On Friday, May 30, 2003, at 12:38 America/Denver, Chuck Messenger wrote:

> Gregory Colvin wrote:
>> Thanks, but your description of cyclic_ptr is pretty far off the mark.
>
> Sorry -- hopefully you'll forgive my ignorance. I'm just throwing out
> what I understand to be the case, in the hopes that someone (such as
> yourself) would set me straight...
>
>> It does not maintain a global map, and copying cyclic_ptr cost the
>> same
>> as copying shared_ptr.
>
> OK, I'll have to review the old messages again. I thought someone had
> said cyclic_ptr used a global map. Sorry. I suppose better yet would
> be for me to study your actual *code*...

Larry's analysis gives a better explanation than I could.

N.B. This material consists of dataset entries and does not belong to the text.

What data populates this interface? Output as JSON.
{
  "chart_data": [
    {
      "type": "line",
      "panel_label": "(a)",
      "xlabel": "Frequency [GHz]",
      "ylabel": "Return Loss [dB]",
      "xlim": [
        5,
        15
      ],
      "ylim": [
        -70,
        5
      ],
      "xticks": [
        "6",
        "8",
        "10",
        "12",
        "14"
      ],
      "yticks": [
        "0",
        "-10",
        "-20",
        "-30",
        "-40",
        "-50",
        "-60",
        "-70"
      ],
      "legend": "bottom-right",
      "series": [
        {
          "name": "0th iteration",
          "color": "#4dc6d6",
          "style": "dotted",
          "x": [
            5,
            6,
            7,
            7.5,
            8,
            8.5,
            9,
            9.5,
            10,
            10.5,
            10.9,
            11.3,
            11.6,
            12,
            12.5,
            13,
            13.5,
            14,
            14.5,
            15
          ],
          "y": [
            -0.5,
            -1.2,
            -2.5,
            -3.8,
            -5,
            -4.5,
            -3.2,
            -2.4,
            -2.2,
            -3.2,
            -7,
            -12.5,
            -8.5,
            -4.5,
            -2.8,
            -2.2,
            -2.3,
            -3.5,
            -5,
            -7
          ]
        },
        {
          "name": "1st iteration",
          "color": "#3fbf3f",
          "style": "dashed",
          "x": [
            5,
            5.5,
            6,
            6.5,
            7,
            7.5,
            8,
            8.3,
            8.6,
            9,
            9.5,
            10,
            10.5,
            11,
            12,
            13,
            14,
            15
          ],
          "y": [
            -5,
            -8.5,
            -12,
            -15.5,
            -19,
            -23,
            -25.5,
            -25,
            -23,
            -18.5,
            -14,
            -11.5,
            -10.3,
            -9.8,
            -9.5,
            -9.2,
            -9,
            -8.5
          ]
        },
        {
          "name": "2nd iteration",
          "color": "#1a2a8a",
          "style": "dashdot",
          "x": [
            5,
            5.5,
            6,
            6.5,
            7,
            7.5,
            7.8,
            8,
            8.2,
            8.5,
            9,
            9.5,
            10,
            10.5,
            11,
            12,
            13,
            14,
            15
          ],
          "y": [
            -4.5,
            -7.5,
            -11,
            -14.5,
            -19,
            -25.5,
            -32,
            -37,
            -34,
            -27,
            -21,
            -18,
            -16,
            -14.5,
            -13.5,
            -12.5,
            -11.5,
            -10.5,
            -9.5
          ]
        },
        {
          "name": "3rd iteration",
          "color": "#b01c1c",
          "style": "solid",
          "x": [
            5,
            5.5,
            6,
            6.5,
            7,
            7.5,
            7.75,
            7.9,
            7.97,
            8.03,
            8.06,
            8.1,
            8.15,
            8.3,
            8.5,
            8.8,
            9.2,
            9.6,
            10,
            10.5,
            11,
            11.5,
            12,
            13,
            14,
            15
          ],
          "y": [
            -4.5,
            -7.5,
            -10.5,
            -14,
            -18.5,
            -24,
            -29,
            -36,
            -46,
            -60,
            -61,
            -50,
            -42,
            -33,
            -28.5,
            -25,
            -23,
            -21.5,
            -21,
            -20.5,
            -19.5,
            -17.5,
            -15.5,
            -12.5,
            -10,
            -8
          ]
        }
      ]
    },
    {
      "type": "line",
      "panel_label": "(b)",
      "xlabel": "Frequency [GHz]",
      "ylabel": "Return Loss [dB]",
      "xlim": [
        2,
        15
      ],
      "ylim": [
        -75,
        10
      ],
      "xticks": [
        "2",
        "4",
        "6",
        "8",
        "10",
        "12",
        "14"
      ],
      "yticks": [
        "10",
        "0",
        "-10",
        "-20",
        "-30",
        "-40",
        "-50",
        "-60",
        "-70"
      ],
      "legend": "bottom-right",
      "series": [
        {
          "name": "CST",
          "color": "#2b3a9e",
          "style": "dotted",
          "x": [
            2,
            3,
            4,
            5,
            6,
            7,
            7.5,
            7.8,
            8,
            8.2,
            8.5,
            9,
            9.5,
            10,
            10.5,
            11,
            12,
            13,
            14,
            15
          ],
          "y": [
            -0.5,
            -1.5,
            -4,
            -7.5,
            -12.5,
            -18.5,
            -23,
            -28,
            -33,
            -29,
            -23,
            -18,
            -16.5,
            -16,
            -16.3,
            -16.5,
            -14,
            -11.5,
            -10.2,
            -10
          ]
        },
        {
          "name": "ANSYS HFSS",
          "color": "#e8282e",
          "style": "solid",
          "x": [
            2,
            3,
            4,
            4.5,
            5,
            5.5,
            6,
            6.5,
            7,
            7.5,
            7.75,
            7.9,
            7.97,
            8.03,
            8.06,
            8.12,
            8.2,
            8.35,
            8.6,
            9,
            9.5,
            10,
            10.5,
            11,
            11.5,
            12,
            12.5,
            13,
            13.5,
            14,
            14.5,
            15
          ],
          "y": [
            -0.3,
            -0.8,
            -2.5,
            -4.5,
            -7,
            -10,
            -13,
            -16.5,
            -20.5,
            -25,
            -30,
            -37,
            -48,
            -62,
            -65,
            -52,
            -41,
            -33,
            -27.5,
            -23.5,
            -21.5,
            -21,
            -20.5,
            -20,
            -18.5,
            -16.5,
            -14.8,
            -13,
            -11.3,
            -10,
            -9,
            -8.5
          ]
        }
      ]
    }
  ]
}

> Do you do a raw scan of memory, like sp_collector, then? (i.e. not
> perfect discovery)

No. The self-assignment trick is precise, unless it is foiled by a
user-written operator=.

>> The special assignment mode is used only during
>> the mark phase of a collection, and costs more or less the same as any
>> other discovery method.
>
> Suppose I have the structure:
>
> struct Image {
> char huge_image[ONE_ZILLION];
> cyclic_ptr<whatever> ptr;
> };
>
> As I understand it, in order to discover 'ptr', you'd invoke
> operator=() on each Image structure you came to. Correct, or
> incorrect?

Correct. So it would be smart to write an operator= for Image that
avoids copying huge_image to itself. And it would best if the
uber-pointer used a less intrusive discovery method. I think
sp_collector is on the right track, if it could be made precise.